Dans certaines chansons de Jacques Brel, les enfants rient à n’en savoir que faire, les enfants s’endorment de l’or sous les paupières... Juliette ne leur ressemble pas. Des trois premières années passées dans sa ville natale, elle se souvient seulement du marchand de glaces des jardins du Peyrou, et des arbres centenaires qui se déployaient autour d’elle, esquissant un décor de conte de fées. L’amour n’est pas au rendez-vous. La tendresse non plus. «Tu es l’enfant d’un viol. Tu es une enfant trouvée, lui répète sa mère. Je t’ai achetée à des romanichels.» «Je l’aimais. Elle aimait les roses. Comme je vous ai attendue, ma mère ! C’est le temps, l’espace d’un cri, d’un hurlement muet. Brisé1. » Seule source de réconfort: sa sœur Charlotte, son aînée de trois ans. Leur père, Louis Gérald Gréco, policier corse qu’elle décrit comme «un très bel homme aux yeux d’or », a la haute main sur la police des jeux de la ville, en cette fin des années 1920, et c’est ainsi que Juliette a vu le jour en ce lieu qui ne sera qu’une halte vite oubliée. Un jour, par hasard, j’ai trouvé deux photos de ce père absent : « Je n’en veux pas. Trop de chagrin. Trop de douleur. » Et voilà que Juliette me raconte cet après-midi sur la plage, où elle est entrée dans l’eau sans savoir nager. Elle a quatre ans, cinq peut-être, elle ne sait plus. Le commissaire de police ne veut pas risquer d’abîmer ses superbes chaussures toutes neuves. Un estivant se chargera bien de secourir l’enfant. «J’en ai gardé très longtemps une peur terrible de l’eau.» Un autre jour, la portière arrière de la voiture qu’il conduit s’ouvre inopinément et sa fille glisse sur le sol. Il met un certain temps avant de s’apercevoir qu’elle n’est plus là.

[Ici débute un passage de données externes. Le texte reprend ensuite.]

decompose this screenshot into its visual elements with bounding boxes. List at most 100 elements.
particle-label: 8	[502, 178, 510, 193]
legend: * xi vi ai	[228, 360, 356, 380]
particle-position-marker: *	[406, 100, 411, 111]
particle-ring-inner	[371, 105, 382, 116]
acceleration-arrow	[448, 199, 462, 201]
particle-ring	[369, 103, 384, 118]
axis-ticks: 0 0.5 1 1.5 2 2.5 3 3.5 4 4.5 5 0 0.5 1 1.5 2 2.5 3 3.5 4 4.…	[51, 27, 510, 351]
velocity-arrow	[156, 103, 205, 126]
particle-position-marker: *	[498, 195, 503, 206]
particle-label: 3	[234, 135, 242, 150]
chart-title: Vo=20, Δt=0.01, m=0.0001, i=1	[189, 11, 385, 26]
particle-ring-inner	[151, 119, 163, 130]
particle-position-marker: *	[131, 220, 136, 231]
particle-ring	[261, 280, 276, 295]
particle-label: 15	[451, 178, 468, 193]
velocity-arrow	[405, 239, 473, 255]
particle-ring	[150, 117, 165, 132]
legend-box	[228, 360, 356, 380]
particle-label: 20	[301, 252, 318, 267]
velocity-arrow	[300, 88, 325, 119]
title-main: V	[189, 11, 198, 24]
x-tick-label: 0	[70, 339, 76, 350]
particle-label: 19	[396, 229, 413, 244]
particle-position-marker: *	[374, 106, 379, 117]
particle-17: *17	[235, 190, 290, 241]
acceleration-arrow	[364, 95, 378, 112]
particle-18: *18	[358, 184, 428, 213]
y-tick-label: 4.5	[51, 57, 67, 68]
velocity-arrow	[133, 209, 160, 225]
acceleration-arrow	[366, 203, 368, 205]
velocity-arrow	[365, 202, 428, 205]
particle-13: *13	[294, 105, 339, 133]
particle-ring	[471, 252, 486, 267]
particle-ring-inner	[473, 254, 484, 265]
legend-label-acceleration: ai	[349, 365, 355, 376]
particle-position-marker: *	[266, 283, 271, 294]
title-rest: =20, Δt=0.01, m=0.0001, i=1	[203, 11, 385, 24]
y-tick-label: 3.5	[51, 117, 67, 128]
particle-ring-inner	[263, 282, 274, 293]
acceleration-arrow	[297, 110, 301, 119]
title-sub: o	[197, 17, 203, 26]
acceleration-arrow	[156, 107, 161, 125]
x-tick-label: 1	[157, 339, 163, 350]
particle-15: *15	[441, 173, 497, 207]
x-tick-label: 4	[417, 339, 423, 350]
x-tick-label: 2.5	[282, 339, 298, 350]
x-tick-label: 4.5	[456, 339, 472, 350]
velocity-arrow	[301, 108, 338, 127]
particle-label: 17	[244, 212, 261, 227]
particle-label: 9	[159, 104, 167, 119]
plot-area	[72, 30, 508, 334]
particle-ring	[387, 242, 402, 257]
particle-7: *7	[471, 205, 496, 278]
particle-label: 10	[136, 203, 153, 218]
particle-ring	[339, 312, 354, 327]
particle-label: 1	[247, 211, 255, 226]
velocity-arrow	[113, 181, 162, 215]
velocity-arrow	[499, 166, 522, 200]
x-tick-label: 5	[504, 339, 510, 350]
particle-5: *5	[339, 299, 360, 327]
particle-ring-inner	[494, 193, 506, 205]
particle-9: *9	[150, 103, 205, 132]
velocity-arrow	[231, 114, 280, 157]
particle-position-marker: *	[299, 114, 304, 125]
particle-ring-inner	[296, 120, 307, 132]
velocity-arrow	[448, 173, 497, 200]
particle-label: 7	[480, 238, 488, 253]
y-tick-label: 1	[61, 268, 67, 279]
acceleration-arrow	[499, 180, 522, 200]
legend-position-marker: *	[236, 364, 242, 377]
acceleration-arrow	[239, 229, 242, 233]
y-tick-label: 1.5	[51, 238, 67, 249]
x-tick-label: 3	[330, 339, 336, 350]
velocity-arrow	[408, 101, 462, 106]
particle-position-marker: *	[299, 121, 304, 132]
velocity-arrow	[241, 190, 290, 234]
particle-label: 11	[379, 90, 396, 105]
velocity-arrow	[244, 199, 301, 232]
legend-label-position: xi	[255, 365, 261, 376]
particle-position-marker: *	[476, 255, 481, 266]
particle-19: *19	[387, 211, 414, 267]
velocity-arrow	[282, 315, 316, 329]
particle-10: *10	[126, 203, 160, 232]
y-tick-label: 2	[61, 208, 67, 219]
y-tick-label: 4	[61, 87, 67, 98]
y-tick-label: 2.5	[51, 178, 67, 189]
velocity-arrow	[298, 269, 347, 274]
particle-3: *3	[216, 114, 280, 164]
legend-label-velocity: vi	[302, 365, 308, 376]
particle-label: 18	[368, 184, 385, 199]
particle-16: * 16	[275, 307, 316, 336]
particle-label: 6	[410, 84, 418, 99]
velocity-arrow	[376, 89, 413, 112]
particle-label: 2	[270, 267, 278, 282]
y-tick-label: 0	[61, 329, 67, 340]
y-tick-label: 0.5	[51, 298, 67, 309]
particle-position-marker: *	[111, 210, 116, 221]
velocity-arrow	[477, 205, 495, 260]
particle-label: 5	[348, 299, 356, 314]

Juliette ne verra qu’une quinzaine de fois Gérald Gréco, qui a trente ans de plus que sa femme. Mariés en 1922, son père et sa mère divorceront dix ans plus tard. Elle évoquera très rarement son souvenir: «Les rares fois où je l’ai vu, il me regardait fixement et il disait: “Tu ressembles à ma mère, tu es une vraie femme corse !” Il était très beau, il avait des yeux jaunes de tigre, superbes, dont a hérité ma sœur. Il était probablement très intéressant, mais il ne m’a pas laissé le loisir de le savoir.»